Kendindeki insan ve isyanı da imha edenler!
Bir elinde 12 Eylül bir elinde 28 Şubat…
Umurunda mı dünya!
***
Yani bir şey, ki bir insan da olabilir, bir hareket de, bir partide de…
Karşısında “konuşlandığı”nı söylediği vaziyetlere hiç bu kadar benzer mi?
Evren Anayasası…
İpine sarılınmış Evren barajı…
Evren’in RTÜK’ü, YÖK’ü, otu oku…
Evrenvari başkanlık arzusu.
Evrenvari bir üslupla herkese giydirme, saydırma.
Evrenvari bir “milletin başkan babalığı.”
Sonra daha yakın tarihten ilham kaynağı:
28 Şubat MGK’sı…
28 Şubat kara listeleri…
28 Şubat ayrımcılıkları, kayırmaları ve ayırmaları…
28 Şubatvari kumandalı yargı, diz çökmüş üniversite…
28 Şubatvari itibarsızlaştırma ve temizlik operasyonları…
28 Şubat bantları gibi kaset imaları…
28 Şubat (ve 12 Eylül) gibi sindirme girişimleri…
28 Şubat’takiler gibi, belki artık daha da süfli bir tek tip medya.
***
(“Mağrurken mağdur” olan Cemaat de ayrıca düşünmeli tabii!) Bunu en çok AKP’liler düşünmeli:
Biz onların yaptıklarından mı hoşnut değildik yoksa yapılanları onların yapmasından mı, diye.
Çünkü bu olan bitenler ne demokratikleşme, ne demokratik olgunluk, ne sivilleşme, ne vesayetin kalkışı vs.
“Sivilleşme”ye takılırsın sen hemen gülüm; öyle ya iktidarda ve iktidar üzerinde askerler yok, diye.
Militarizm bir üniformadan ziyade bir zihniyettir oysa.
İster apoletli olsun ister sivilleri çeksin, ister lacilerle, grilerle, kahverengilerle kurulsun!
***
Bi daha dinle, bak, sanki 35 yıl öncesinden Evren güfteleri kulağında patlıyor gibi oluyor bazen:
Siz kimsiniz!
Sizden mi izin alacağız!
Haddini bil!
Sen kimsin ya!
Bunları bu ülkede dışlanan, aşağılanan, ötelenen, ayrımcılığa, baskıya maruz bırakılanlara hep söylemedi mi efendiler?
Size denmemiş miydi hiç?
Bu mudur değişim yani?
“O makam bu tür bir arabaya fazlasıyla layık” mıdır din ve devlet işlerinin özeti?
***
12 Eylül ve 28 Şubat bu toplumda devlet hücreleridir.

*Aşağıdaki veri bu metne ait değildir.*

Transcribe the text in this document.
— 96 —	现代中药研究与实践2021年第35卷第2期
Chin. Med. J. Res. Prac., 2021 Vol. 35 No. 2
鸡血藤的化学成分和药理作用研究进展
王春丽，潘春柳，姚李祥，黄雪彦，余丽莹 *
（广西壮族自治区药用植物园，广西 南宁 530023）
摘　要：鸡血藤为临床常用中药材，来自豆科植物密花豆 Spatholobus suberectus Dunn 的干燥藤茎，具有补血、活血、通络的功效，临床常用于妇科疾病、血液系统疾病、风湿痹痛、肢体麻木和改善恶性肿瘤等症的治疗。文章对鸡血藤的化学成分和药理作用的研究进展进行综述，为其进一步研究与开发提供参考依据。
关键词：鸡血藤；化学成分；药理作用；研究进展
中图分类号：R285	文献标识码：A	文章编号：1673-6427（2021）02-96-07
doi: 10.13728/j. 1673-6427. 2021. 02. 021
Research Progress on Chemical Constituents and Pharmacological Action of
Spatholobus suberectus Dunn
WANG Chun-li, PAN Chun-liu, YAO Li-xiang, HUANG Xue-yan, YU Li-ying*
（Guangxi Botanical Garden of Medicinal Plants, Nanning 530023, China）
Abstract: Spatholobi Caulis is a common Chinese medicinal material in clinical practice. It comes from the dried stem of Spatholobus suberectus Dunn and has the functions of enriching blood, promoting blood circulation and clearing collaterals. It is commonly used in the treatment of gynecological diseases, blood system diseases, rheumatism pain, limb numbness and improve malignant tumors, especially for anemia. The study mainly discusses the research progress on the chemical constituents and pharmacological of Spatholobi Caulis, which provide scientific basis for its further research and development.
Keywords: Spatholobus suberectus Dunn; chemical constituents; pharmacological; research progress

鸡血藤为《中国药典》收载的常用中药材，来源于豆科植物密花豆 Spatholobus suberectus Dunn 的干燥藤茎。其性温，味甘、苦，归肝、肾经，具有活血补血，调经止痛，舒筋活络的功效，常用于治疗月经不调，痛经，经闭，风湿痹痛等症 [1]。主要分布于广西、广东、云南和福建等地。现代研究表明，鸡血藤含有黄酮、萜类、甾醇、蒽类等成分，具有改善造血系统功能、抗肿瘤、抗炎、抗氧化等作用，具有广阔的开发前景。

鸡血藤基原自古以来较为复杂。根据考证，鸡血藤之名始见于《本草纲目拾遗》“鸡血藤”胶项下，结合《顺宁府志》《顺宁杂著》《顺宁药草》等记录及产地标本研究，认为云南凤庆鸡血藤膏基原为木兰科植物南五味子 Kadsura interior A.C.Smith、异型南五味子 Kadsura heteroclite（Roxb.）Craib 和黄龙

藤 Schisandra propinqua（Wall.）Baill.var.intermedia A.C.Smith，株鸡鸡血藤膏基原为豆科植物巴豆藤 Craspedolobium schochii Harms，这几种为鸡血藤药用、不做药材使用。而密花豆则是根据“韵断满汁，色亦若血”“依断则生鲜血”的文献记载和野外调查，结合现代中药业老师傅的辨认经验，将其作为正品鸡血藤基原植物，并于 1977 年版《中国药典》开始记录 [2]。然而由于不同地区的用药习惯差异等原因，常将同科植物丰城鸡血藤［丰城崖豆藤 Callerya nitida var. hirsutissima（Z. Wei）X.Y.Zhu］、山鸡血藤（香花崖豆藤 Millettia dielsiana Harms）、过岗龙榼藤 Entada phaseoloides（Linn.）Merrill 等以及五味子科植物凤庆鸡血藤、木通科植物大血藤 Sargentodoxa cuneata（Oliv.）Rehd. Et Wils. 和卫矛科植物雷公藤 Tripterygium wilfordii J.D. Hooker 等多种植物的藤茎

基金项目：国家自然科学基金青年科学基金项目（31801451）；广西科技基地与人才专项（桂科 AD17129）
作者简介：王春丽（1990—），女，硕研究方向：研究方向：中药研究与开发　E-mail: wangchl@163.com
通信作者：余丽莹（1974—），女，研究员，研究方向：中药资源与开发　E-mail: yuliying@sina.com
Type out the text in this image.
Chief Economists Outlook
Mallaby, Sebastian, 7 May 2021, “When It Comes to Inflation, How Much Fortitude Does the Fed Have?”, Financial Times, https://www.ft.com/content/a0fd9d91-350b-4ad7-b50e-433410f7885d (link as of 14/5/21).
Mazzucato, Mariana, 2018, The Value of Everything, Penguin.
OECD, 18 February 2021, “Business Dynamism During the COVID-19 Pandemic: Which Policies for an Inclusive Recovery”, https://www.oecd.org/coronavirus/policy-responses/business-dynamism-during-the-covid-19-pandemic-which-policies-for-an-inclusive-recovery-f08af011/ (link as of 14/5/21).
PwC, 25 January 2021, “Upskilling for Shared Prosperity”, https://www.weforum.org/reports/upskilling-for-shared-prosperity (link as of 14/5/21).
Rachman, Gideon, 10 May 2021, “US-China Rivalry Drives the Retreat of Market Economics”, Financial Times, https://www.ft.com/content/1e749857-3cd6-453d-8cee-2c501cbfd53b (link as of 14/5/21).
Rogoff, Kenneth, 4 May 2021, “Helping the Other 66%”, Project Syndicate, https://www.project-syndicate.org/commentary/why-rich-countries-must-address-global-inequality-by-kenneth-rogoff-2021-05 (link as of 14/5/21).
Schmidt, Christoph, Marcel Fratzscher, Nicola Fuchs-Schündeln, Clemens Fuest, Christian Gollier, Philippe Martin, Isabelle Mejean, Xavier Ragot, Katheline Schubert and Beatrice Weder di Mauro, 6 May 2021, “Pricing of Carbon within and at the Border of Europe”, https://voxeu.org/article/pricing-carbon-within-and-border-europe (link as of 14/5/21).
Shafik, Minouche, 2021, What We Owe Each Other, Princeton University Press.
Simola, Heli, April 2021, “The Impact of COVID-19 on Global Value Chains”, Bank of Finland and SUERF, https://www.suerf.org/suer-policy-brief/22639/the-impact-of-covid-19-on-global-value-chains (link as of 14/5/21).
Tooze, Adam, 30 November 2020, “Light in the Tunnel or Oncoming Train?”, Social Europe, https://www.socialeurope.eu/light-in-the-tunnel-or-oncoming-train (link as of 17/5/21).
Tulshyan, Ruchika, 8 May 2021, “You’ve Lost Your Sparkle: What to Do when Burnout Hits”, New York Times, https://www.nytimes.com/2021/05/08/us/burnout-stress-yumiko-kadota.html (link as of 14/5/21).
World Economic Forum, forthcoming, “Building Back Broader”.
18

Sadece darbe ve askeri ameliye değil; iktidar mekanizmalarıdır.
12 Eylül’den ANAP’a oradan SHP eskortunda DYP’ye miras kalmış Susurluklar gibi.
12 Eylül’ün arkasındaki devlet-millet formatı, gücü yakalayanın elinde muazzam bir araca dönüşebiliyor.
Hazin olan, bir dönemi muhalif-demokrat olarak geçirirken neredeyse samimi gibi olmuş kimilerinin bile “otoriter-dayatmacı-buyrukçu” düzene çabucak uyum sağlamaları.
Karşı çıktıkları otoriterlik, meğer sadece belli otoritelermiş.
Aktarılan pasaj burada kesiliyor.